Les minières rejettent 180 millions de tonnes de déchets toxiques dans les eaux chaque année
Par Louis-Gilles Francoeur, Le Devoir
Des neuf minières internationales qui polluent le plus les eaux de la planète, quatre ont leur siège social au Canada, selon une étude publiée hier par Earthworks de Washington et le groupe MiningWatch Canada d'Ottawa.
Les quatre grandes minières visées, qui ont leur siège social au Canada sont Barrick Gold, Goldcorp, Teck et Vale. Quant à la société suisse Xstrata, Québec l'a autorisée en septembre à augmenter sensiblement sa production à sa mine Raglan dans la région couverte par le Plan Nord.
Selon l'étude, dont le lecteur pourra prendre connaissance sur notre site Internet, chaque année, les minières de la planète rejettent ensemble 180 millions de tonnes de déchets toxiques dans les eaux de la planète, soit en mer, dans les cours d'eau ou dans les lacs. Cela correspond à une fois et demie la quantité de déchets domestiques enfouis chaque année aux États-Unis.
Les rejets des sociétés minières sont généralement constitués de métaux lourds toxiques ou d'autres contaminants chimiques, nocifs pour les humains, la faune et la chaîne alimentaire.

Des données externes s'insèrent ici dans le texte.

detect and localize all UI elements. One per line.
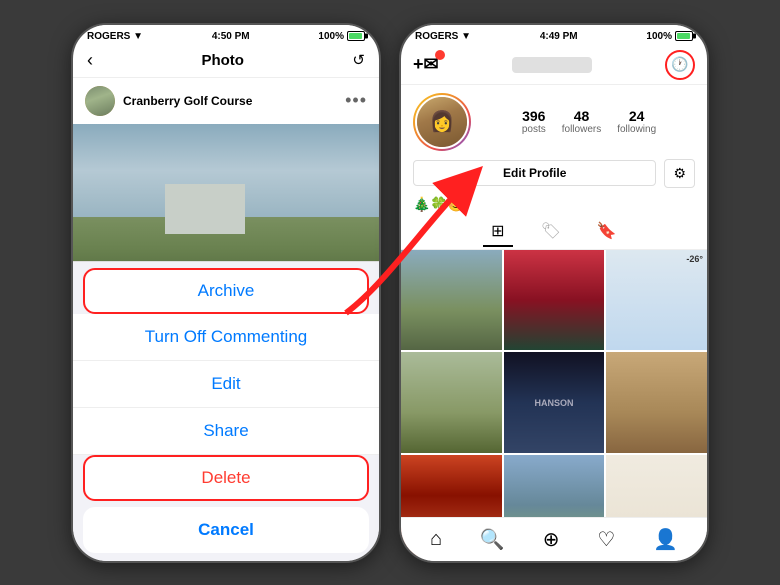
turn-off-commenting-button[interactable]: Turn Off Commenting: [73, 314, 379, 361]
grid-cell-6[interactable]: [606, 352, 707, 453]
notification-badge: [435, 50, 445, 60]
left-status-bar: ROGERS ▼ 4:50 PM 100%: [73, 25, 379, 46]
username-bar: [512, 57, 592, 73]
profile-emoji: 🎄🍀😊: [401, 192, 707, 215]
nav-add[interactable]: ⊕: [543, 527, 560, 552]
archive-icon-button[interactable]: 🕐: [665, 50, 695, 80]
photo-title: Photo: [201, 52, 244, 69]
grid-cell-1[interactable]: [401, 250, 502, 351]
notifications-icon[interactable]: +✉: [413, 54, 439, 75]
left-time: 4:50 PM: [212, 31, 250, 42]
stat-posts: 396 posts: [522, 108, 546, 135]
refresh-icon[interactable]: ↺: [352, 51, 365, 69]
profile-stats: 396 posts 48 followers 24 following: [483, 108, 695, 135]
nav-home[interactable]: ⌂: [430, 528, 442, 551]
stat-followers: 48 followers: [562, 108, 601, 135]
grid-cell-5[interactable]: HANSON: [504, 352, 605, 453]
photo-grid: -26° HANSON Christmas: [401, 250, 707, 556]
settings-button[interactable]: ⚙: [664, 159, 695, 188]
grid-cell-2[interactable]: [504, 250, 605, 351]
nav-search[interactable]: 🔍: [480, 527, 505, 552]
profile-buttons: Edit Profile ⚙: [413, 159, 695, 188]
right-phone: ROGERS ▼ 4:49 PM 100% +✉ 🕐: [399, 23, 709, 563]
right-status-bar: ROGERS ▼ 4:49 PM 100%: [401, 25, 707, 46]
bottom-nav: ⌂ 🔍 ⊕ ♡ 👤: [401, 517, 707, 561]
bookmark-view-icon[interactable]: 🔖: [589, 217, 625, 247]
photo-header: ‹ Photo ↺: [73, 46, 379, 78]
profile-top: 👩 396 posts 48 followers 24 following: [413, 93, 695, 151]
profile-avatar[interactable]: 👩: [413, 93, 471, 151]
delete-button[interactable]: Delete: [83, 455, 369, 501]
edit-profile-button[interactable]: Edit Profile: [413, 160, 656, 186]
grid-cell-3[interactable]: -26°: [606, 250, 707, 351]
instagram-header: +✉ 🕐: [401, 46, 707, 85]
left-battery: 100%: [318, 31, 365, 42]
edit-button[interactable]: Edit: [73, 361, 379, 408]
left-battery-text: 100%: [318, 31, 344, 42]
header-icons: 🕐: [665, 50, 695, 80]
back-button[interactable]: ‹: [87, 50, 93, 71]
left-carrier: ROGERS ▼: [87, 31, 143, 42]
more-options-button[interactable]: •••: [345, 90, 367, 111]
right-carrier: ROGERS ▼: [415, 31, 471, 42]
right-battery: 100%: [646, 31, 693, 42]
post-username: Cranberry Golf Course: [123, 94, 337, 108]
profile-section: 👩 396 posts 48 followers 24 following: [401, 85, 707, 192]
grid-nav: ⊞ 🏷 🔖: [401, 215, 707, 250]
left-phone: ROGERS ▼ 4:50 PM 100% ‹ Photo ↺ Cranberr…: [71, 23, 381, 563]
right-battery-text: 100%: [646, 31, 672, 42]
action-sheet: Archive Turn Off Commenting Edit Share D…: [73, 261, 379, 561]
right-time: 4:49 PM: [540, 31, 578, 42]
stat-following: 24 following: [617, 108, 656, 135]
phones-wrapper: ROGERS ▼ 4:50 PM 100% ‹ Photo ↺ Cranberr…: [71, 23, 709, 563]
archive-clock-icon: 🕐: [671, 56, 688, 73]
archive-button[interactable]: Archive: [83, 268, 369, 314]
grid-view-icon[interactable]: ⊞: [483, 217, 512, 247]
nav-heart[interactable]: ♡: [597, 527, 615, 552]
nav-profile[interactable]: 👤: [653, 527, 678, 552]
post-header: Cranberry Golf Course •••: [73, 78, 379, 124]
grid-cell-4[interactable]: [401, 352, 502, 453]
right-battery-icon: [675, 31, 693, 41]
post-avatar: [85, 86, 115, 116]
battery-icon: [347, 31, 365, 41]
share-button[interactable]: Share: [73, 408, 379, 455]
cancel-button[interactable]: Cancel: [83, 507, 369, 553]
tag-view-icon[interactable]: 🏷: [533, 217, 569, 247]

Ces toxiques sont principalement l'arsenic, le plomb, le mercure et les cyanures.
Ces minières, précise le rapport, laissent derrière elles des traces souvent indélébiles de leur passage grâce au «double standard» dont elles profitent en se donnant bonne bouche dans nos pays développés, mais en profitant du même coup du manque de contrôles environnementaux dans les pays en développement.
C'est pourquoi les deux groupes proposent notamment aux pays développés d'obliger leurs sociétés minières à devoir appliquer dans les pays en développement leurs normes environnementales en plus de devoir cesser tout rejet dans les eaux et milieux humides si elles n'arrivent pas à réduire la quantité de leurs rejets grâce à de nouvelles technologies.
Le rapport signale qu'une seule minière internationale, soit BHP Billiton de Melbourne en Australie, s'est interdit de rejeter des effluents toxiques ou déchets dans la mer ou les cours d'eau. Mais aucune ne s'interdit de le faire dans des lacs.
Cours d'eau contaminés
Le problème est encore plus grave, note le rapport, dans le cas des minières qui rejettent leurs effluents ou leurs «stériles» (tailings) miniers dans les océans, soit la partie des roches jugée inutile mais qui peut néanmoins libérer d'autres métaux et minéraux. En mer, il n'y a pas moyen de réparer les dégâts comme on peut parfois le faire à grands frais dans les cours d'eau contaminés.
Le rapport signale que Barrick Gold a rejeté notamment des déchets miniers dans deux lacs du nord de la Colombie-Britannique. Il signale que Goldcorp, dans laquelle la Caisse de dépôt et placement du Québec a investi, a utilisé un lac du nord de l'Ontario pour empiler ses stériles et que son associée, Mt. Milligan Mine, projette de le faire dans un ruisseau et un milieu humide de la Colombie-Britannique.
Quant à Rio Tinto, on lui reproche des rejets importants en Papouasie de l'Ouest et au lac Carol au Labrador. Sa partenaire Diavik Mine a utilisé elle aussi un petit lac pour entreposer ses déchets miniers. Quant à la minière Teck, on lui reproche des rejets de déchets contenant du zinc et du cuivre dans le Trout Pond à Terre-Neuve et à son ancienne mine de Little Cornwallis Mine au Nunavut. Enfin, Xstrata, selon les deux groupes, rejette des déchets contenant du nickel et du cuivre dans une partie du lac Moose en Ontario et des déchets contenant du zinc et du cuivre à son usine de Matagami «dans ce qui était le lac Watson au Québec».